Streiff’s ambitions are in line with his CAP 2010 programme, which has ambitious profitability targets for the group. And getting a better return from emerging markets is a sound way to achieve this. Analysts believe PSA lags behind the likes of Fiat and Volkswagen in terms of profitability from emerging markets operations.

So this means PSA will not chase the lower end of the market. Instead it will focus on premium products – lower-medium sector cars such as the Peugeot 307 and Citroen C4, or the Citroen Xsara Picasso MPV. “Upper segments are moving at a faster pace than the others,” said Streiff. “Oddly, Citroen is perceived as the more up-market brand of the two, a reversal of the two PSA brands’ images in Europe.”

 “Brand image in Mercosur is very different to Europe,” he added.

And despite the move up-market, he cautions that PSA needs to cater, for now at least, for the Brazilian “popular” segment too – though at the top end of the segment, with €10,000 cars rather than €7,000 models. “The popular sector will decrease over the long term,” he cautioned.

PSA is growing faster than the market too – sales in the first ten months of 2007 were up 32%, while the overall Mercosur market grew 28%. “We are having to run fast because the market is running fast,” said Vincent Rambaud, PSA’s director of Mercosur operations. Rambaud has been given responsibility for running the region by Streiff, who wants a more local approach to running PSA’s emerging markets operations rather than tightly controlling them from Paris.
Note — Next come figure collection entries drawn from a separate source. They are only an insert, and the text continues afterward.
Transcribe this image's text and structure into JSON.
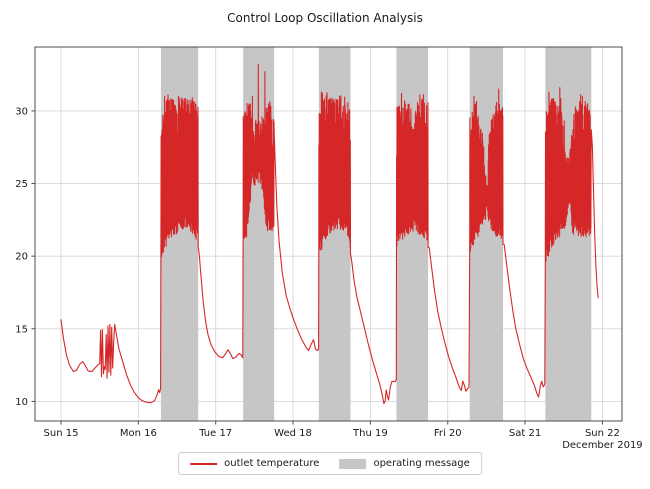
{
  "window": {
    "title": "Control Loop Oscillation Analysis"
  },
  "chart_data": {
    "type": "line",
    "title": "Control Loop Oscillation Analysis",
    "xlabel": "",
    "ylabel": "",
    "x_axis": {
      "tick_days": [
        0,
        1,
        2,
        3,
        4,
        5,
        6,
        7
      ],
      "tick_labels": [
        "Sun 15",
        "Mon 16",
        "Tue 17",
        "Wed 18",
        "Thu 19",
        "Fri 20",
        "Sat 21",
        "Sun 22"
      ],
      "month_label": "December 2019",
      "range_days": [
        -0.336,
        7.253
      ]
    },
    "y_axis": {
      "ticks": [
        10,
        15,
        20,
        25,
        30
      ],
      "range": [
        8.65,
        34.4
      ]
    },
    "grid": true,
    "legend": {
      "position": "bottom-center",
      "items": [
        {
          "label": "outlet temperature",
          "swatch": "line",
          "color": "#d62728"
        },
        {
          "label": "operating message",
          "swatch": "patch",
          "color": "#c6c6c6"
        }
      ]
    },
    "colors": {
      "line": "#d62728",
      "band": "#c6c6c6",
      "grid": "#d7d7d7",
      "spine": "#4d4d4d",
      "text": "#1a1a1a"
    },
    "seed": 11,
    "operating_message_bands_days": [
      [
        1.292,
        1.774
      ],
      [
        2.355,
        2.756
      ],
      [
        3.333,
        3.743
      ],
      [
        4.337,
        4.746
      ],
      [
        5.284,
        5.715
      ],
      [
        6.262,
        6.856
      ]
    ],
    "baseline_segments_day_value": [
      [
        [
          0.0,
          15.65
        ],
        [
          0.03,
          14.4
        ],
        [
          0.07,
          13.2
        ],
        [
          0.11,
          12.5
        ],
        [
          0.16,
          12.05
        ],
        [
          0.2,
          12.15
        ],
        [
          0.24,
          12.55
        ],
        [
          0.28,
          12.75
        ],
        [
          0.31,
          12.5
        ],
        [
          0.35,
          12.1
        ],
        [
          0.4,
          12.05
        ],
        [
          0.44,
          12.3
        ],
        [
          0.475,
          12.5
        ],
        [
          0.5,
          12.6
        ],
        [
          0.512,
          14.9
        ],
        [
          0.524,
          11.7
        ],
        [
          0.536,
          14.95
        ],
        [
          0.548,
          11.9
        ],
        [
          0.56,
          12.4
        ],
        [
          0.572,
          12.2
        ],
        [
          0.584,
          14.6
        ],
        [
          0.596,
          11.6
        ],
        [
          0.608,
          15.2
        ],
        [
          0.62,
          12.0
        ],
        [
          0.632,
          15.3
        ],
        [
          0.644,
          11.8
        ],
        [
          0.656,
          15.1
        ],
        [
          0.668,
          12.3
        ],
        [
          0.68,
          14.0
        ],
        [
          0.695,
          15.3
        ],
        [
          0.71,
          14.8
        ],
        [
          0.75,
          13.6
        ],
        [
          0.8,
          12.7
        ],
        [
          0.85,
          11.8
        ],
        [
          0.9,
          11.1
        ],
        [
          0.95,
          10.6
        ],
        [
          1.0,
          10.25
        ],
        [
          1.05,
          10.05
        ],
        [
          1.1,
          9.95
        ],
        [
          1.16,
          9.9
        ],
        [
          1.21,
          10.05
        ],
        [
          1.245,
          10.5
        ],
        [
          1.263,
          10.8
        ],
        [
          1.276,
          10.6
        ],
        [
          1.288,
          10.9
        ]
      ],
      [
        [
          1.79,
          20.0
        ],
        [
          1.81,
          18.6
        ],
        [
          1.84,
          16.8
        ],
        [
          1.87,
          15.5
        ],
        [
          1.9,
          14.6
        ],
        [
          1.94,
          13.9
        ],
        [
          1.99,
          13.4
        ],
        [
          2.04,
          13.1
        ],
        [
          2.09,
          13.0
        ],
        [
          2.13,
          13.3
        ],
        [
          2.16,
          13.55
        ],
        [
          2.19,
          13.3
        ],
        [
          2.22,
          12.95
        ],
        [
          2.26,
          13.05
        ],
        [
          2.3,
          13.3
        ],
        [
          2.33,
          13.2
        ],
        [
          2.35,
          13.0
        ]
      ],
      [
        [
          2.77,
          26.5
        ],
        [
          2.79,
          23.5
        ],
        [
          2.82,
          21.0
        ],
        [
          2.86,
          18.9
        ],
        [
          2.91,
          17.3
        ],
        [
          2.96,
          16.4
        ],
        [
          3.01,
          15.6
        ],
        [
          3.06,
          14.9
        ],
        [
          3.11,
          14.3
        ],
        [
          3.16,
          13.8
        ],
        [
          3.2,
          13.5
        ],
        [
          3.24,
          14.0
        ],
        [
          3.265,
          14.25
        ],
        [
          3.29,
          13.6
        ],
        [
          3.315,
          13.5
        ],
        [
          3.33,
          13.6
        ]
      ],
      [
        [
          3.76,
          19.6
        ],
        [
          3.79,
          18.3
        ],
        [
          3.83,
          17.1
        ],
        [
          3.88,
          16.0
        ],
        [
          3.93,
          14.9
        ],
        [
          3.98,
          13.8
        ],
        [
          4.03,
          12.8
        ],
        [
          4.08,
          11.9
        ],
        [
          4.12,
          11.2
        ],
        [
          4.155,
          10.4
        ],
        [
          4.175,
          9.85
        ],
        [
          4.19,
          10.0
        ],
        [
          4.205,
          10.8
        ],
        [
          4.22,
          10.35
        ],
        [
          4.235,
          10.1
        ],
        [
          4.255,
          10.9
        ],
        [
          4.275,
          11.35
        ],
        [
          4.3,
          11.4
        ],
        [
          4.32,
          11.35
        ],
        [
          4.335,
          11.5
        ]
      ],
      [
        [
          4.76,
          20.6
        ],
        [
          4.79,
          19.3
        ],
        [
          4.83,
          17.6
        ],
        [
          4.87,
          16.2
        ],
        [
          4.91,
          15.2
        ],
        [
          4.96,
          14.1
        ],
        [
          5.01,
          13.1
        ],
        [
          5.06,
          12.3
        ],
        [
          5.11,
          11.6
        ],
        [
          5.15,
          11.0
        ],
        [
          5.175,
          10.75
        ],
        [
          5.195,
          11.4
        ],
        [
          5.215,
          11.1
        ],
        [
          5.235,
          10.7
        ],
        [
          5.255,
          10.85
        ],
        [
          5.275,
          11.0
        ]
      ],
      [
        [
          5.73,
          20.8
        ],
        [
          5.76,
          19.5
        ],
        [
          5.8,
          17.8
        ],
        [
          5.84,
          16.3
        ],
        [
          5.88,
          15.0
        ],
        [
          5.93,
          13.9
        ],
        [
          5.98,
          12.9
        ],
        [
          6.03,
          12.2
        ],
        [
          6.08,
          11.6
        ],
        [
          6.12,
          11.1
        ],
        [
          6.155,
          10.5
        ],
        [
          6.175,
          10.3
        ],
        [
          6.195,
          11.0
        ],
        [
          6.215,
          11.4
        ],
        [
          6.235,
          11.0
        ],
        [
          6.255,
          11.2
        ]
      ],
      [
        [
          6.87,
          27.5
        ],
        [
          6.885,
          24.5
        ],
        [
          6.9,
          21.5
        ],
        [
          6.915,
          19.3
        ],
        [
          6.93,
          18.0
        ],
        [
          6.945,
          17.1
        ]
      ]
    ],
    "oscillation_bands": [
      {
        "start": 1.292,
        "end": 1.774,
        "end_mode": "low",
        "low_env": [
          [
            0,
            20.3
          ],
          [
            0.2,
            21.6
          ],
          [
            0.5,
            22.3
          ],
          [
            0.75,
            22.4
          ],
          [
            1,
            21.5
          ]
        ],
        "high_env": [
          [
            0,
            29.5
          ],
          [
            0.15,
            30.8
          ],
          [
            0.5,
            30.9
          ],
          [
            0.85,
            30.8
          ],
          [
            1,
            30.3
          ]
        ],
        "spikes": [
          [
            1.34,
            31.0
          ],
          [
            1.52,
            31.0
          ],
          [
            1.7,
            30.9
          ]
        ]
      },
      {
        "start": 2.355,
        "end": 2.756,
        "end_mode": "high",
        "low_env": [
          [
            0,
            21.3
          ],
          [
            0.12,
            21.8
          ],
          [
            0.28,
            25.3
          ],
          [
            0.5,
            25.6
          ],
          [
            0.62,
            25.0
          ],
          [
            0.75,
            22.3
          ],
          [
            1,
            22.2
          ]
        ],
        "high_env": [
          [
            0,
            30.3
          ],
          [
            0.18,
            30.6
          ],
          [
            0.32,
            29.4
          ],
          [
            0.55,
            29.3
          ],
          [
            0.7,
            29.6
          ],
          [
            0.85,
            30.7
          ],
          [
            1,
            29.2
          ]
        ],
        "spikes": [
          [
            2.475,
            31.0
          ],
          [
            2.549,
            33.2
          ],
          [
            2.636,
            32.7
          ]
        ]
      },
      {
        "start": 3.333,
        "end": 3.743,
        "end_mode": "low",
        "low_env": [
          [
            0,
            20.5
          ],
          [
            0.25,
            21.8
          ],
          [
            0.55,
            22.4
          ],
          [
            0.8,
            22.3
          ],
          [
            1,
            21.0
          ]
        ],
        "high_env": [
          [
            0,
            30.6
          ],
          [
            0.1,
            31.0
          ],
          [
            0.4,
            30.8
          ],
          [
            0.7,
            30.9
          ],
          [
            1,
            30.0
          ]
        ],
        "spikes": [
          [
            3.38,
            31.2
          ],
          [
            3.6,
            31.0
          ]
        ]
      },
      {
        "start": 4.337,
        "end": 4.746,
        "end_mode": "low",
        "low_env": [
          [
            0,
            21.0
          ],
          [
            0.3,
            22.0
          ],
          [
            0.6,
            22.3
          ],
          [
            1,
            21.4
          ]
        ],
        "high_env": [
          [
            0,
            30.2
          ],
          [
            0.2,
            30.8
          ],
          [
            0.45,
            30.4
          ],
          [
            0.5,
            28.5
          ],
          [
            0.6,
            30.5
          ],
          [
            0.85,
            30.9
          ],
          [
            1,
            30.2
          ]
        ],
        "spikes": [
          [
            4.4,
            31.2
          ],
          [
            4.64,
            31.1
          ]
        ]
      },
      {
        "start": 5.284,
        "end": 5.715,
        "end_mode": "low",
        "low_env": [
          [
            0,
            20.8
          ],
          [
            0.25,
            21.9
          ],
          [
            0.45,
            23.0
          ],
          [
            0.5,
            23.6
          ],
          [
            0.55,
            22.8
          ],
          [
            0.75,
            22.0
          ],
          [
            1,
            21.6
          ]
        ],
        "high_env": [
          [
            0,
            30.0
          ],
          [
            0.2,
            30.6
          ],
          [
            0.42,
            27.5
          ],
          [
            0.5,
            24.8
          ],
          [
            0.58,
            28.5
          ],
          [
            0.75,
            30.8
          ],
          [
            1,
            30.4
          ]
        ],
        "spikes": [
          [
            5.34,
            31.0
          ],
          [
            5.66,
            31.5
          ]
        ]
      },
      {
        "start": 6.262,
        "end": 6.856,
        "end_mode": "high",
        "low_env": [
          [
            0,
            20.0
          ],
          [
            0.2,
            21.5
          ],
          [
            0.45,
            22.3
          ],
          [
            0.52,
            24.0
          ],
          [
            0.6,
            22.0
          ],
          [
            0.8,
            21.8
          ],
          [
            1,
            22.0
          ]
        ],
        "high_env": [
          [
            0,
            29.8
          ],
          [
            0.15,
            30.9
          ],
          [
            0.35,
            30.5
          ],
          [
            0.5,
            26.5
          ],
          [
            0.65,
            30.6
          ],
          [
            0.85,
            30.8
          ],
          [
            1,
            29.5
          ]
        ],
        "spikes": [
          [
            6.31,
            31.3
          ],
          [
            6.45,
            31.6
          ],
          [
            6.74,
            31.0
          ]
        ]
      }
    ]
  }
}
To achieve Streiff’s goal of catching Fiat, VW, GM and Ford, PSA is planning to pump around €500m in to its plants in Brazil and Argentina between now and the first half of 2009 – around €150m to upgrade facilities, and €350m on developing 12 new models – or variations on existing PSA models – specifically for Latin America by 2010. “We need to improve our market coverage,” said Rambaud. “In five years time we will have doubled the number of body styles on offer, and we will cover 80% of the market.” Streiff concurs: “The model plan is very rich,” he said.

Rambaud believes Mercosur-specific models have to be “adapted in more than detail”, and as a result, engineers familiar with the needs and tastes of the Mercosur market have been hired to run the local engineering office.

Already a number of specific local variants, in addition to the sedan C4 and 307, have been developed, including a version of the Peugeot 206SW badged Escapade, with add-on plastic wheel arches and a higher suspension, to cope with poor quality Latin American roads. A similar variant of the Citroen C3, the C3 XTR, is also made. Another feature of local models is “tropicalisation” – adapting the cars to cope with more consistently hot climates.

Improving distribution is also part of the plans, with a target to expand the dealer networks for the two brands in Mercosur from 300 at the end of 2006 to 450 by the end of 2010. Around 60-70% of the Brazilian market is accounted for by the two biggest cities – Sao Paulo and Rio de Janeiro.

We’ll not know if Streiff’s strategy has worked for a while yet. But if in 10 years’ time the streets of Buenos Aires and Rio are filled with ageing but loved C4 Pallas and 307 sedan models, we can be sure that he’s cracked it.